More specifically, I know Dani used:

pip install ray==1.13.0 
pip install ray[tune]==1.13.0
pip install ray[rllib]==1.13.0

to install Ray.

hmm, it seems like something could be out of sync with the conda env in the rayproject/ray-ml:latest-gpu image

if I use these values in my yaml file I do not see the errors. does this work for you? I’m not sure if reinstalling the azure packages makes the difference or if it’s ray or has to be both.
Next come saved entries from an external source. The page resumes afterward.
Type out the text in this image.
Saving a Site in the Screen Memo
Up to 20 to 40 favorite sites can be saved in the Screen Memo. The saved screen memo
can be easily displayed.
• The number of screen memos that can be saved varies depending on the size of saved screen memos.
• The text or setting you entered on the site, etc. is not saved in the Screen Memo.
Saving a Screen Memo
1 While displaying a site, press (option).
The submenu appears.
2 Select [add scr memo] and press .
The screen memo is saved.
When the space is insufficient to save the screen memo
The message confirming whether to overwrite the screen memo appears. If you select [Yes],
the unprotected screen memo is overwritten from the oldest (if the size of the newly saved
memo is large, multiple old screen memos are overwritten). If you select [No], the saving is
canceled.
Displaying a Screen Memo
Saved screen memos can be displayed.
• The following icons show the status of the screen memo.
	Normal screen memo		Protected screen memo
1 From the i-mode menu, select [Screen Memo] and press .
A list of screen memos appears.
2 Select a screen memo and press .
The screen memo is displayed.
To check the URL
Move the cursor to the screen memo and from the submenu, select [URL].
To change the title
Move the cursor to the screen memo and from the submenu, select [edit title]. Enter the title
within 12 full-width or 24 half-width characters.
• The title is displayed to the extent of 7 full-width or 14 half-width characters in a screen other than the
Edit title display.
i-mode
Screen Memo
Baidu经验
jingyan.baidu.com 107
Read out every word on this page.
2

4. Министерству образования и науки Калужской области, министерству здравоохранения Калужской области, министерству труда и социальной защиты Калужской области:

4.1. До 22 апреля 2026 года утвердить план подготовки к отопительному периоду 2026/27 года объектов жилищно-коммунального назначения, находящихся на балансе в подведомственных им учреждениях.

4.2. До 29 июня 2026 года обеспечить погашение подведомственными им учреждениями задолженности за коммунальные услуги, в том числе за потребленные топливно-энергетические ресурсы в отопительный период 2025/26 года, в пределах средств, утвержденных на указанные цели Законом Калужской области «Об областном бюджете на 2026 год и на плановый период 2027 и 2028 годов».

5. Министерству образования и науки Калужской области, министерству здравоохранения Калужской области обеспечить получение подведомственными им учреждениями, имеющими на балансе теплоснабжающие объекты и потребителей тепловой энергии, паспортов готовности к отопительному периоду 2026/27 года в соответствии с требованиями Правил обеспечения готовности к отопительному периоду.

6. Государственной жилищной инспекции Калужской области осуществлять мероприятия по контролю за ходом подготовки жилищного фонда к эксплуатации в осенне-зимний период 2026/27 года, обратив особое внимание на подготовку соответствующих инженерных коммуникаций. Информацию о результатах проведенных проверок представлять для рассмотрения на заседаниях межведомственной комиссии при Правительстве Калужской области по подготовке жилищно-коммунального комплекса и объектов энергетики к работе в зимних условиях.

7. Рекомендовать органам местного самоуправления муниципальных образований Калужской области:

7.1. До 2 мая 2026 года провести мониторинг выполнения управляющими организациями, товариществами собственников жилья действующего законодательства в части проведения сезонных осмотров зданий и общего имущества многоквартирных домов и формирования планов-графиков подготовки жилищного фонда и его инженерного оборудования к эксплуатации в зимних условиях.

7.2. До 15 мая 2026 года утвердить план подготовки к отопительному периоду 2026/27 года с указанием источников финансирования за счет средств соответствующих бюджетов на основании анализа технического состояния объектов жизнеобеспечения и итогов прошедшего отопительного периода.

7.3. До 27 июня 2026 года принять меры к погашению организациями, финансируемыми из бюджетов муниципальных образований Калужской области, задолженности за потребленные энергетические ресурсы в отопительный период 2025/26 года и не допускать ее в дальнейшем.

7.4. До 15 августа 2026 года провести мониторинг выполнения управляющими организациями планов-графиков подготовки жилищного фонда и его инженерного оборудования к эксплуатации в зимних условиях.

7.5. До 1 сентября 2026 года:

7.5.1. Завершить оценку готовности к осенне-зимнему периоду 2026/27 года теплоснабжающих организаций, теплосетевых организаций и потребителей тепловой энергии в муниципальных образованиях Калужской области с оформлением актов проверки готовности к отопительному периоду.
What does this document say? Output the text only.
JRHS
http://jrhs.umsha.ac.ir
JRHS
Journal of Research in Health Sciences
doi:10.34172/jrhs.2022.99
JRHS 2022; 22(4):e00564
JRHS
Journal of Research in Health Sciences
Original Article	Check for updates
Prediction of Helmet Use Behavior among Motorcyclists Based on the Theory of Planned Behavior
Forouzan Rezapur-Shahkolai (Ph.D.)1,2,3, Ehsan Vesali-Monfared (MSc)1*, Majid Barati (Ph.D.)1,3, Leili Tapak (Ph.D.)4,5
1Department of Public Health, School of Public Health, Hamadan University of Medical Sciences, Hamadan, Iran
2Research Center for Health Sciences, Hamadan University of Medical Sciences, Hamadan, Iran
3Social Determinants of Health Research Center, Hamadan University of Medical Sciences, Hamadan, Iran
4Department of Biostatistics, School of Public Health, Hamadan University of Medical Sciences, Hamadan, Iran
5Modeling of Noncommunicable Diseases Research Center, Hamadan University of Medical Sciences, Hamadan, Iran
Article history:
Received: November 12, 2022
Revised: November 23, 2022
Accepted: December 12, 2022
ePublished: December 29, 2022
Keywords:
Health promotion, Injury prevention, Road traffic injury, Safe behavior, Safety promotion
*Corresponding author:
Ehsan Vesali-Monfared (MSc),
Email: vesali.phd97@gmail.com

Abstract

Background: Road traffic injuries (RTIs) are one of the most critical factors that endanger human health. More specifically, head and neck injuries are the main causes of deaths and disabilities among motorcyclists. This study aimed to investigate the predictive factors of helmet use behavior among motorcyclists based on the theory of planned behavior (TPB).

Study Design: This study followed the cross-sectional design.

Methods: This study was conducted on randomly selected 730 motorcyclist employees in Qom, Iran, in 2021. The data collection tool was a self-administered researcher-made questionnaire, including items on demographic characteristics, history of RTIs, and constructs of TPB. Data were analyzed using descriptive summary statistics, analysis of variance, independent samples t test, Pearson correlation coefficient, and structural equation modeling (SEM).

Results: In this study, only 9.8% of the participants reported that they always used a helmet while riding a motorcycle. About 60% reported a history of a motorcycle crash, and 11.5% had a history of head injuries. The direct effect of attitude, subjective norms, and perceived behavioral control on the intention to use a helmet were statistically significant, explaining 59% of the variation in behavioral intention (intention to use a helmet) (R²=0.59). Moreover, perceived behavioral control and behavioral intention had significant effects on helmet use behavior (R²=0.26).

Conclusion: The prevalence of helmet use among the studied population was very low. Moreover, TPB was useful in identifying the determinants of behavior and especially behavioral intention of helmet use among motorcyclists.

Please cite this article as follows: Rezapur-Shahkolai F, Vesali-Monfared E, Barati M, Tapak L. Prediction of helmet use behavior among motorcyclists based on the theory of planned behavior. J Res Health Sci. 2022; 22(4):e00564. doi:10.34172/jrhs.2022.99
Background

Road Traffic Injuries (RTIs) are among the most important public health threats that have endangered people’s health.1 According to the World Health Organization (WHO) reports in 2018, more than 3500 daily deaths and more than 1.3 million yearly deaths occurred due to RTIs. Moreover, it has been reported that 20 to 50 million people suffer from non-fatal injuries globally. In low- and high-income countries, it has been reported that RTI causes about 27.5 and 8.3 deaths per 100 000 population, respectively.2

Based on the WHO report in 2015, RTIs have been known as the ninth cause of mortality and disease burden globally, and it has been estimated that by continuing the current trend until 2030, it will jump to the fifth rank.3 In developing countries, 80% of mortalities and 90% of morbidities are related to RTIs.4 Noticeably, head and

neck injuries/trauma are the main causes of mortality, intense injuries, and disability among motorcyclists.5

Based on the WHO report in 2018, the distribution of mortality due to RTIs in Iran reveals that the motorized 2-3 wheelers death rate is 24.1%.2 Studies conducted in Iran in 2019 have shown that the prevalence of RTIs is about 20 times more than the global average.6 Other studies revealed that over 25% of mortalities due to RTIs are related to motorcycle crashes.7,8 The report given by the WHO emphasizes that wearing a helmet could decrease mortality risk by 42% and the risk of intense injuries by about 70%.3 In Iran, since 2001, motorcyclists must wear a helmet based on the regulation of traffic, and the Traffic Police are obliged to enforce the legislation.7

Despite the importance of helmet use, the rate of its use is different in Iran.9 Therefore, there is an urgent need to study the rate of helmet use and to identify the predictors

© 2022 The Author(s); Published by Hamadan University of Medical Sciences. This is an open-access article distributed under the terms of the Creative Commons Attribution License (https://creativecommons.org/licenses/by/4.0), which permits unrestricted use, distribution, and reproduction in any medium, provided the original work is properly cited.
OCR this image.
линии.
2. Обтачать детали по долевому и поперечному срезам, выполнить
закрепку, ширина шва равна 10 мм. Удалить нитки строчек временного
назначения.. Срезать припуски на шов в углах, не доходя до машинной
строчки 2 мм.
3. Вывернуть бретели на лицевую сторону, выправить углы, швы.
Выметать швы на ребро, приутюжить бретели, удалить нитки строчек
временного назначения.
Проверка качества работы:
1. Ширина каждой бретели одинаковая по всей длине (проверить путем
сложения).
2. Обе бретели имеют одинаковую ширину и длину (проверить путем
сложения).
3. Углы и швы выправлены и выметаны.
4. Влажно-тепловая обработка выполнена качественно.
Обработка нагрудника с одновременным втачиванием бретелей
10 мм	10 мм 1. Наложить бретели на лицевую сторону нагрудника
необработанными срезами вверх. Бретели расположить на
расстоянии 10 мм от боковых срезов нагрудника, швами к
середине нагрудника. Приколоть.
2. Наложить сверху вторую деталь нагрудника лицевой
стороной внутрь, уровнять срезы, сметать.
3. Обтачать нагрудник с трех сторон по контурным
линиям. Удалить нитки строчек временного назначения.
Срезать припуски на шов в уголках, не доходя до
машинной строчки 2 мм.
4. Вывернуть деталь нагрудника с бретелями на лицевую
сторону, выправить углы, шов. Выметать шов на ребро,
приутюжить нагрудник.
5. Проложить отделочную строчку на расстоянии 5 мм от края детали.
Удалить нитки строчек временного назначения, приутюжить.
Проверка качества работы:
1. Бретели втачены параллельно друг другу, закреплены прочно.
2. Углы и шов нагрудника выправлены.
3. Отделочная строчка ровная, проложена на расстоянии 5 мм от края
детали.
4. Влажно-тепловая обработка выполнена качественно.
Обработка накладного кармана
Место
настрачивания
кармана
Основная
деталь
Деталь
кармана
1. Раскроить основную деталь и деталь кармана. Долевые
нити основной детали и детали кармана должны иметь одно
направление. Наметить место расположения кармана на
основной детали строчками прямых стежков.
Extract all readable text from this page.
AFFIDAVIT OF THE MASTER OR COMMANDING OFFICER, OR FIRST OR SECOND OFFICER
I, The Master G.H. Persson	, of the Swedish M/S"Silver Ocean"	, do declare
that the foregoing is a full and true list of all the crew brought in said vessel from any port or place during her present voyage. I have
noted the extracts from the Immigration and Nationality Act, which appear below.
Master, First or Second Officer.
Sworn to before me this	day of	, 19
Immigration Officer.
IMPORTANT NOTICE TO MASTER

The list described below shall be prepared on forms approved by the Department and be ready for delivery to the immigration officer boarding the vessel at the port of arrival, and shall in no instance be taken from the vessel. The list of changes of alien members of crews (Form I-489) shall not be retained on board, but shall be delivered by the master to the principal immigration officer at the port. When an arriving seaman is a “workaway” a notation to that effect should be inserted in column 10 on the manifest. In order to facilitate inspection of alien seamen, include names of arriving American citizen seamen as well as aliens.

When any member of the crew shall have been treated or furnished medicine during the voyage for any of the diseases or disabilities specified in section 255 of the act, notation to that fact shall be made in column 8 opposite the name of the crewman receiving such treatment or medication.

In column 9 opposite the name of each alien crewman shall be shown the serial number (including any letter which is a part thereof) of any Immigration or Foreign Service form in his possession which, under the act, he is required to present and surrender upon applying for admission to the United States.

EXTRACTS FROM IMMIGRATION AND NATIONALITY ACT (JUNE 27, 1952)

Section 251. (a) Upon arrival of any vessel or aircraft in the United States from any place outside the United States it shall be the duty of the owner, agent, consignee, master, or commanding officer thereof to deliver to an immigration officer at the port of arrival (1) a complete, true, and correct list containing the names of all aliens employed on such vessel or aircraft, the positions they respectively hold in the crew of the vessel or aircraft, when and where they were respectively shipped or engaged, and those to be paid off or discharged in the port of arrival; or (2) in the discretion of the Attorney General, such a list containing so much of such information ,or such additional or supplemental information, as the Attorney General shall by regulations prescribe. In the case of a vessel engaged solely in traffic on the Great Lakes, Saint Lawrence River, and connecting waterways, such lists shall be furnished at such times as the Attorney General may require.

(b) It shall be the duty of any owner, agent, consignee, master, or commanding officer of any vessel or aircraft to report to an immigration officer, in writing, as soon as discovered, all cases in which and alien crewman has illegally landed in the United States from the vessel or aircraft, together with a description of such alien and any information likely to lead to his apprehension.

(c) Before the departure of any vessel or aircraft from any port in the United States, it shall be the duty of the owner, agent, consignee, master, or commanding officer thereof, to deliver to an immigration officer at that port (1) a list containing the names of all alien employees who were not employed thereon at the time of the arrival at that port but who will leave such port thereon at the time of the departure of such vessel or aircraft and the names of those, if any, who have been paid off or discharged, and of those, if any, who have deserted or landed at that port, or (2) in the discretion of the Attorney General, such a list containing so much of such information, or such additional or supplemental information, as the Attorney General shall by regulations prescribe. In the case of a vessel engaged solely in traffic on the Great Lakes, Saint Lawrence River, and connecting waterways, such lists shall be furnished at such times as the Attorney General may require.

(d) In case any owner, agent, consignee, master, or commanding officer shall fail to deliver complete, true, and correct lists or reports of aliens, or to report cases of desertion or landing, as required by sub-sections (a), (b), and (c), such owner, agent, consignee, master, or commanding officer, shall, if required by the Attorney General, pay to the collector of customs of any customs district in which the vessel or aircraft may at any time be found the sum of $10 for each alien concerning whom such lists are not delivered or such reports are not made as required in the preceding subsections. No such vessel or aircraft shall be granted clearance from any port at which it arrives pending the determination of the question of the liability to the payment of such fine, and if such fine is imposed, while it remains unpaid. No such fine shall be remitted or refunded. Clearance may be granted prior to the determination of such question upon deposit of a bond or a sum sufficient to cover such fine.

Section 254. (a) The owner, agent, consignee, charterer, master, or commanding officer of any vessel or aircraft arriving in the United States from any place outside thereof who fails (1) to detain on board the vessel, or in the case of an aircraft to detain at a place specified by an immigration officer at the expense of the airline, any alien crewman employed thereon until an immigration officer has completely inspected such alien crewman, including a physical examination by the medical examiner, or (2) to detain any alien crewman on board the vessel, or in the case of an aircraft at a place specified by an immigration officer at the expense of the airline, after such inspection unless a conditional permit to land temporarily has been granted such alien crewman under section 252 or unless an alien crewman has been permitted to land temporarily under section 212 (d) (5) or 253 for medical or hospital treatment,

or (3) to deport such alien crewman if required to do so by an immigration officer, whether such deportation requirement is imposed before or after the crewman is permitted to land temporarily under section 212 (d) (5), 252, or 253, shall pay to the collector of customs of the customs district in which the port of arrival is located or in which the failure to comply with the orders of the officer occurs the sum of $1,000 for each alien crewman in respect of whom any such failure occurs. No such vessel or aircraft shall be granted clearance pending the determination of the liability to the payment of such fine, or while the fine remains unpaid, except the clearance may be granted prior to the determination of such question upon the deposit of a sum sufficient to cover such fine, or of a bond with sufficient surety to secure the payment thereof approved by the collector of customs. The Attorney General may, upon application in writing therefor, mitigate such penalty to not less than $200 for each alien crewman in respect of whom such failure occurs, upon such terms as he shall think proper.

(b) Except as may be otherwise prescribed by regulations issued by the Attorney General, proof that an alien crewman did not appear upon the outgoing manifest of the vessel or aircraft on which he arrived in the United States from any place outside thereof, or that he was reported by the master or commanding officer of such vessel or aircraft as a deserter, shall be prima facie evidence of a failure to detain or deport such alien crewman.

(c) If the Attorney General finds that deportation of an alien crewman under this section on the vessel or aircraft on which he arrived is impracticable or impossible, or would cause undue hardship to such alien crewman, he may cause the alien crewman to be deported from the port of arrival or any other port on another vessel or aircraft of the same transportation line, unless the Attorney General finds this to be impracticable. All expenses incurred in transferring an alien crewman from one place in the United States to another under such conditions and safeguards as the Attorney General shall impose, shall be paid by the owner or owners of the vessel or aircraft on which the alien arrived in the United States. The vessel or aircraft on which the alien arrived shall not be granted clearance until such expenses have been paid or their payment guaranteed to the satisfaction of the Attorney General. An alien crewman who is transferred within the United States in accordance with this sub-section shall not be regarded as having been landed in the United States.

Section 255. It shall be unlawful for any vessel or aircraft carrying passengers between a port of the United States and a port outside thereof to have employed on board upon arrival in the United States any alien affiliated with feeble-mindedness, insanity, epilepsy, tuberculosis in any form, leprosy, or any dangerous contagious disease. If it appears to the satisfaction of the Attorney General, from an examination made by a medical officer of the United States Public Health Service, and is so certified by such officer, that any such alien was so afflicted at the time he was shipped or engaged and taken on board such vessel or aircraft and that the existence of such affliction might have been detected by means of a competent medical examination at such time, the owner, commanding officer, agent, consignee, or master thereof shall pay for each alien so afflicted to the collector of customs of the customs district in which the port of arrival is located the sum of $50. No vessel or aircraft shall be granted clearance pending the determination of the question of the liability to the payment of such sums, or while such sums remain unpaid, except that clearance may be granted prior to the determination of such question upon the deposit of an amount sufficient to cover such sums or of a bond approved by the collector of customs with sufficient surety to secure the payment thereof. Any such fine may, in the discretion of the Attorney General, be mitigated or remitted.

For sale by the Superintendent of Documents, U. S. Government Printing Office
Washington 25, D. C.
# List of shell commands to run to set up nodes.
# NOTE: rayproject/ray-ml:latest has ray latest bundled
setup_commands:
    # Note: if you're developing Ray, you probably want to create a Docker image that
    # has your Ray repo pre-cloned. Then, you can replace the pip installs
    # below with a git checkout <your_sha> (and possibly a recompile).
    # To run the nightly version of ray (as opposed to the latest), either use a rayproject docker image
    # that has the "nightly" (e.g. "rayproject/ray-ml:nightly-gpu") or uncomment the following line:
    - pip install -U "ray[default] @ https://s3-us-west-2.amazonaws.com/ray-wheels/latest/ray-2.0.0.dev0-cp37-cp37m-manylinux2014_x86_64.whl"

# Custom commands that will be run on the head node after common setup.
# NOTE: rayproject/ray-ml:latest has azure packages bundled
head_setup_commands: 
    - pip install -U azure-cli-core==2.22.0 azure-mgmt-compute==14.0.0 azure-mgmt-msi==1.0.0 azure-mgmt-network==10.2.0 azure-mgmt-resource==13.0.0

@gramhagen what could cause the conda env in the rayprojcet/ray-ml:latest-gpu image to be out of sync?

cc @amogkam

Yes the error is gone after adding these lines to the yaml file. Thank you!

it seems like the version of azure packages in the docker image are more recent and could be leading to this issue with the type_extension package.